A second woman has spoken out against LA Times Beijing Bureau Chief Jonathan Kaiman, who resigned as the President of the Foreign Correspondents’ Club of China (FCCC) in January after a former friend accused him of sexual misconduct.
Felicia Sonmez, a former Wall Street Journal editor and former Washington Post reporter, wrote an email to the FCCC board that she requested be sent to all members of the club. The board sent it to members on Tuesday evening.
She accused Kaiman of sexual misconduct after she drove him home on her scooter after last September’s FCCC summer party. At the time, Kaiman was the FCCC’s president and Sonmez was a board member.
“Even though parts of the evening were consensual, while on the way, Jon escalated things in a way that crossed the line,” she wrote.
She alleged that he lifted up her dress and began digitally penetrating her without her consent while on the way home.
She wrote that she told him no but he forcefully continued until she could pull him away.
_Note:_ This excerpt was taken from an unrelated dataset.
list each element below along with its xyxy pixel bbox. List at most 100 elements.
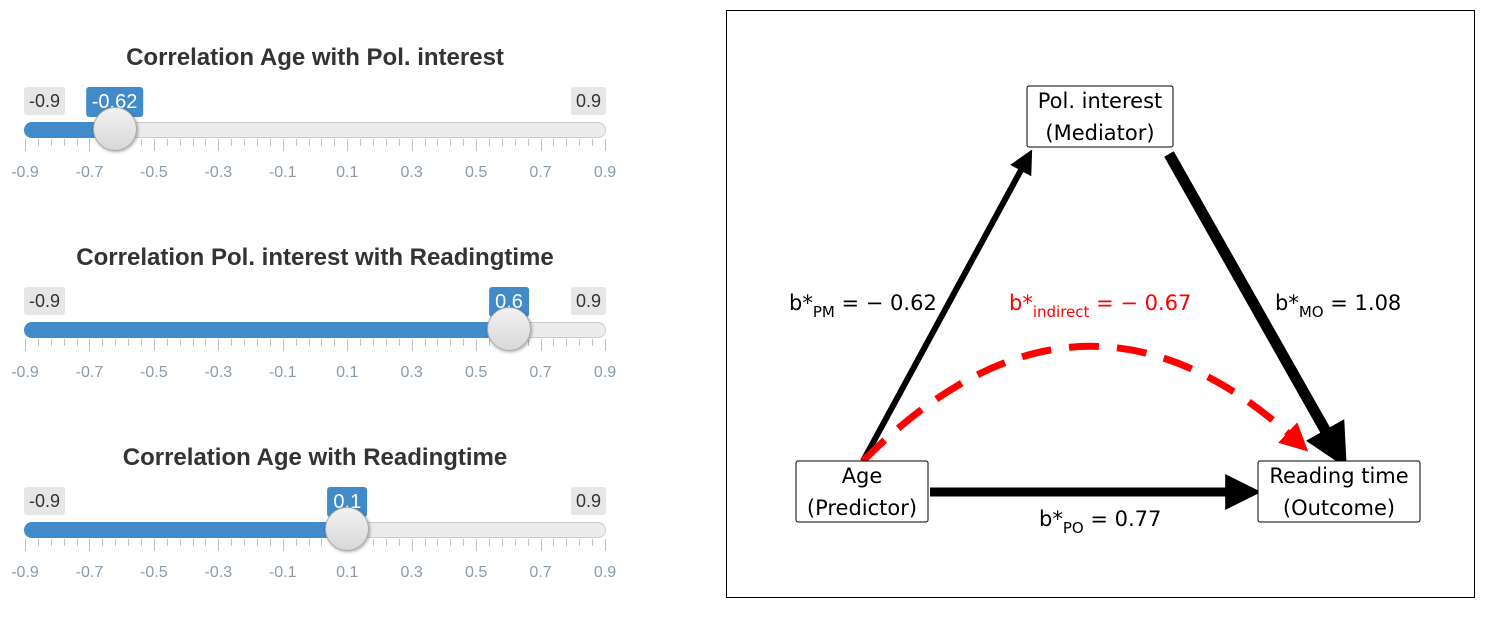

He then started unbuckling his belt and taking off his shorts. “We were on a public street, it was dark and no one was around. Jon is much bigger than me, and it took me repeatedly telling him no and pushing him away for him to finally stop.”
She said he tried to do so again when they had reached his residence, and she again told him “no” repeatedly. Sonmez said she then went up to his apartment – though with no intention of having sex with him – and he had unprotected sex with her: “I was so drunk that I definitely should not have been driving, and many parts of the night remain hazy in my memory. I don’t remember what was going through my head as I went upstairs, whether I wanted to take a nap or get some water or maybe make out. I am certain I did not go up there to have unprotected sex with Jon.”
“When I later asked him his recollections of this part of the night, he said that things were hazy but he acknowledged that he had been ‘brutish’ with me,” she wrote.
“He briefly performed oral sex on me and then he had unprotected sex with me. I am devastated by the fact that I was not more sober so that I could say with absolute certainty whether what happened that night was rape.”
Sonmez told HKFP she did not go to the police: “It was over the course of months, from September 2017 to January 2018, that I realised what happened to me was wrong. By the time it had fully sunk in, I was back in the U.S. for a long visit and had already decided to leave Beijing. So, it didn’t seem like going to the Beijing police was a viable option.”
HKFP has contacted the LA Times and Kaiman for comment.
Sonmez’s account came after law student Laura Tucker posted an account in January of a 2013 incident, in which she said Kaiman had pressured her into having sex with him. Kaiman then posted an apology on his Twitter account.
Tucker wrote that she felt pressured into having sex with Kaiman after they went to her apartment after a night out. Though she changed her mind and voiced her lack of consent several times, Kaiman allegedly refused to leave, and – in the end – she said the “easiest, least confrontational way forward was to place male satisfaction above my own desires and to go back to the bed… We had sex, and I felt gross for all of it.”
Sonmez said she chose to speak out as she was dissatisfied with the FCCC board’s handling of Tucker’s allegations, and wished to give the board a chance to give an explanation and apologise to its members before the club elected its new leadership at a meeting on Tuesday night. She added that she did not want Tucker’s experience to be dismissed as a one-off incident.
The FCCC issued a brief statement on its Twitter account after Kaiman stepped down. Sonmez said she felt as though the response erased her experience, which was raised to the board by a friend of hers.
FCCC President Jon Kaiman has informed the board he will resign, effective immediately. Vice President John Sudworth now assumes the position of president. The board thanks Jon for his hard work, enthusiasm and many contributions to the club.
— Foreign Correspondents’ Club of China (@fccchina) January 11, 2018
Sonmez added that screenshots of a WeChat group for a mostly male football club – in which many foreign correspondents participate – were circulated after Tucker came forward, and they showed several members denigrating Tucker.
“[G]iven the vitriol that was directed at Laura. I have wondered whether such an incident could have been mitigated by a stronger FCCC board response. I believe the board passed up an important opportunity to let its members know that sexual misconduct will not be tolerated, and that the FCCC is committed to being a safe and supportive environment for its female members,” she wrote.
In a statement to its members sent out Tuesday evening, the FCCC said that the minutes of its board meeting in January failed to mention that it had advised Kaiman to step down and that they had considered a second complaint against him: “The board is deeply sorry for the damage caused both to Felicia Sonmez and the membership by its decision against releasing a full and transparent account of the board meeting preceding Mr. Kaiman’s resignation immediately after it took place, and for not making the reasons for Kaiman’s departure clear.”
Update: This article has been updated to include the positions of Kaiman and Sonmez in the FCCC at the time of the alleged incident.